In a city where transience is the norm, cremation grows into big business

T.R. Witcher

Nevada doesn’t do lists half-assed. We either kick the pants off them (our stellar growth, our billions invested in new hotels), or we trail so far behind (highest foreclosures, shoddy education) that we are like a beer-addled showgirl competing in a three-legged race.

Here’s a ranking we’re definitely not taking lying down: Nevada ranks No. 2 in cremations per capita, according to the Cremation Association of North America (yes, there is such an organization). While the raw number of cremations in 2005, the most recent year for which data is available, was only 12,815 (far behind California’s 120,883), the percentage of deaths that resulted in cremation was 65 percent, just below 66 percent in Hawaii, and well above the U.S. average of 33.3 percent.

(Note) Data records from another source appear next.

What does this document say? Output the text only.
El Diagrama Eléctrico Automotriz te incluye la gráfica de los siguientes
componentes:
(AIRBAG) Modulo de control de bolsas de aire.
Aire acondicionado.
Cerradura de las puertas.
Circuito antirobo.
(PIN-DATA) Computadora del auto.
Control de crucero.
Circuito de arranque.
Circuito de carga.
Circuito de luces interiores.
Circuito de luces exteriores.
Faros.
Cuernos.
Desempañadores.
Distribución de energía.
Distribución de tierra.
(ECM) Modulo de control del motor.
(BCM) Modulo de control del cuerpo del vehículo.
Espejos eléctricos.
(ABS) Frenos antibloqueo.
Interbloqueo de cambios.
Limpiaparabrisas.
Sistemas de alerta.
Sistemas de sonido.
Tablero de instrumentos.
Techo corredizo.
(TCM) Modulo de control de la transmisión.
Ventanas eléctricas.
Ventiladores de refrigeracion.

Nine of the 10 states with the highest percentage of cremations are in the West (Maine is the exception). So what gives, other than, perhaps, the hard desert, which makes digging difficult? Mike Nicodemis, a CANA board member, suspects that the many migrants to Nevada result in a population in which people don’t have the strongest ties to community. As a more modern and efficient method of “disposition,” cremation makes sense. Here, he says, there’s “no need for burial, no one here, who’s going to visit the graves?”

Palm Mortuary handles the most cremations in the state—about 3,000 to 3,500 a year. The entrance to the mortuary’s Downtown complex resembles nothing so much as an immaculate Vegas hotel lobby from, say, the 1970s—a wide and long concourse, a handsome reception desk, a “flower shop” and a belt of comfortable sofas. Ned Phillips, the mortuary’s spokesperson, leads me on a tour of the cremation caskets (the minimum casket required for the service is a $25 cardboard box) and the urns.

As we talk, the four steel smokestacks of Palm’s Downtown crematorium are at work at the other end of Palm’s parking lot. Phillips thinks the high rate of cremations has much to do with the cosmopolitan population of the city that doesn’t see it as a big deal. Still, he won’t be choosing cremation himself. When asked why, he smiles and declines to comment. “It’s a strictly personal preference.”